I contemplated querying that myself, but decided that for CRDT editing purposes,...

josephg · on June 4, 2023

Yeah I agree. I think its inevitable that collaboratively edited documents sometimes end up with grapheme clusters that are considered invalid by some peers, simply because different peers might be using different versions of unicode. If my phone supports the polar bear emoji and yours doesn't, you'll see weird stuff instead of a polar bear. There's no getting around that.

And yes, using unicode codepoints, buggy clients might insert extra unicode characters in the middle of a grapheme cluster. But ... Eh. Fine. I'm not super bothered by that from a data validation perspective.

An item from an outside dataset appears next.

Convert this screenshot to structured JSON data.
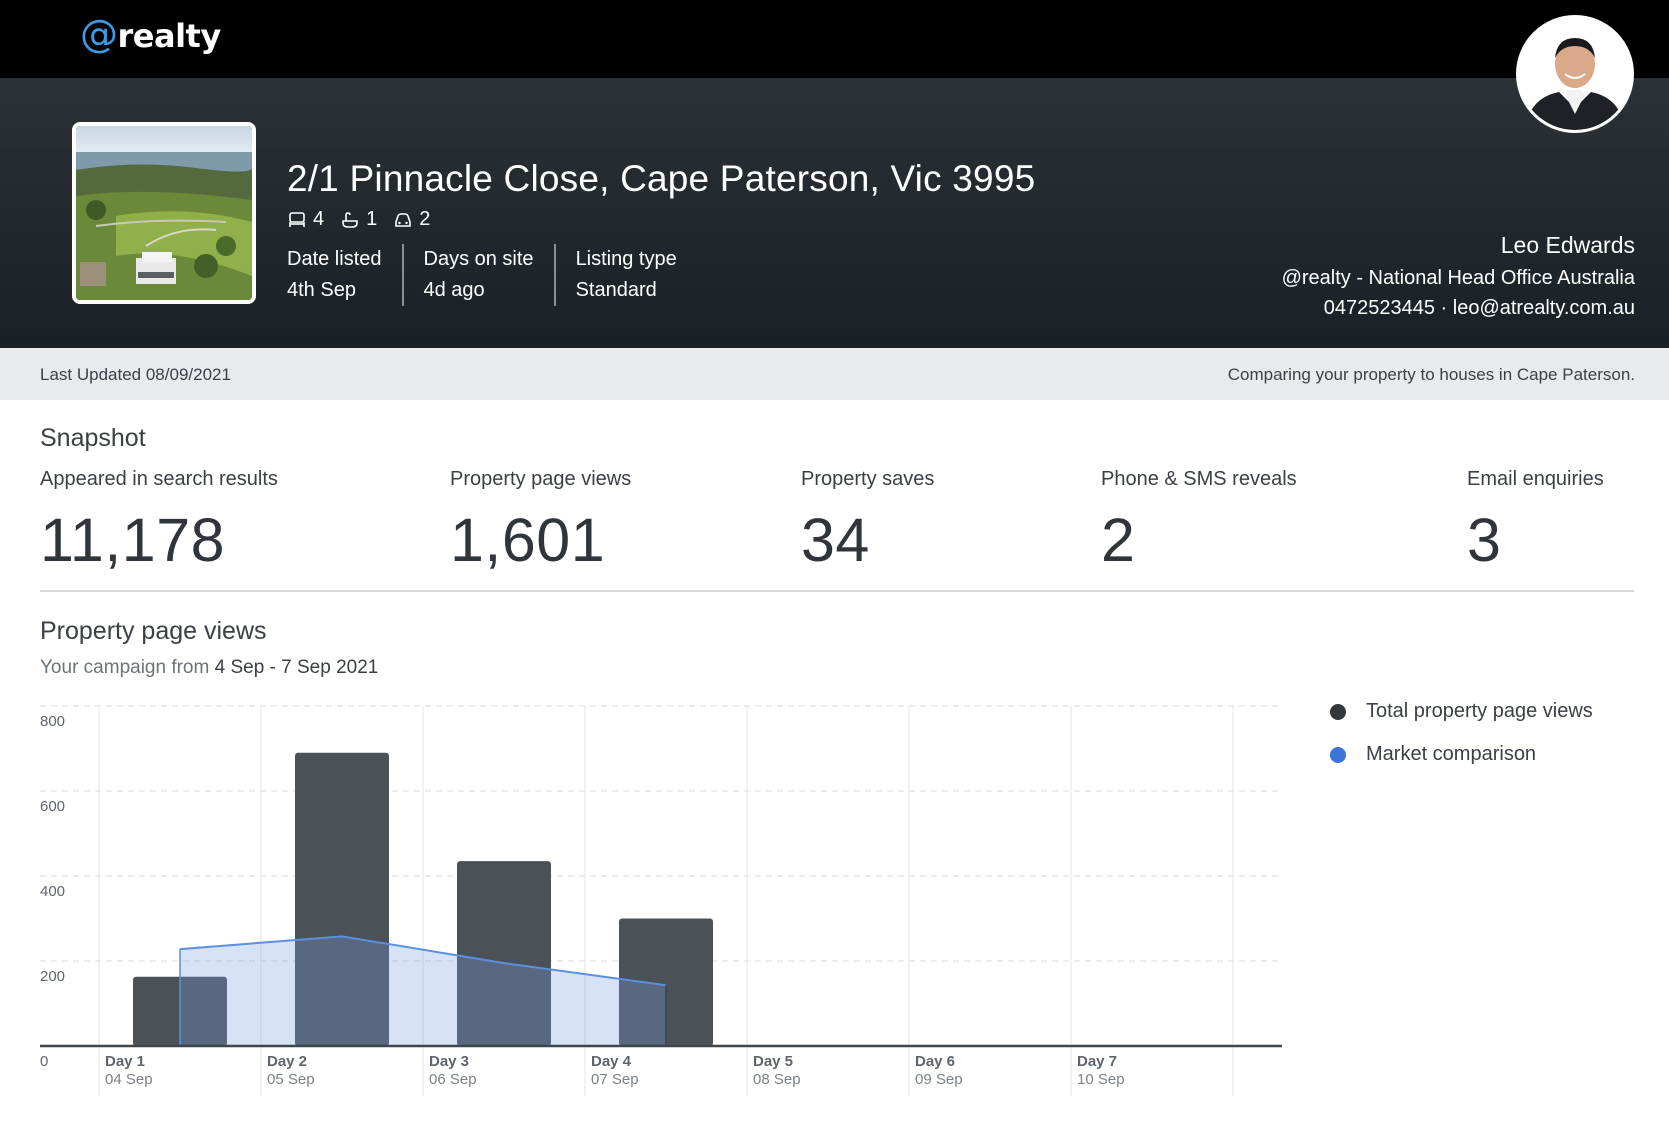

Why don't I have the same attitude toward invalid UTF8? I mean, the CRDT could syncronize arbitrary arrays of bytes that by agreement contain valid UTF8, and treat it as user error in the same way if that happens? Two reasons. First, because some languages (eg rust) strictly enforce that all strings must contain valid UTF8. So you can't even make a document into a String if it has invalid UTF8. We'd need a try_ codepath, which makes the API worse. Secondly, languages like javascript which store strings using UTF16 don't have an equivalent encoding for invalid UTF8 bytes at all. Javascript would have to store the document internally in a byte array or something, and decode it to a string at the frontend. And thats complex and inefficient. That all sounds much worse to me than just treating the document as a sequence of arbitrary unicode codepoints - doing which guarantees correctness and we don't need any of that mess.

chrismorgan · on June 5, 2023

> grapheme clusters that are considered invalid by some peers

I’m not sure if there’s any spec that defines any sequence of Unicode scalar values as “invalid” (though there’s certainly a lot that’s obviously wrong, like some forms of script-mixing). Grapheme cluster segmentation doesn’t concern itself with meaningfulness, but just doing something with what it has; so if you inject something into the middle of what it decided was a cluster, it’ll just split it differently.

> treating the document as a sequence of arbitrary unicode codepoints

Though I hope you validate that they are Unicode scalar values and not code points. Surrogates are terribad.

josephg · on June 7, 2023

> Though I hope you validate that they are Unicode scalar values and not code points. Surrogates are terribad.

Yes, my mistake. I do mean scalar values. I am constantly confused about the terminology for unicode. (Unicode code point? Scalar values? (Character?) Surrogate pair? Is there a term for half of a surrogate pair?)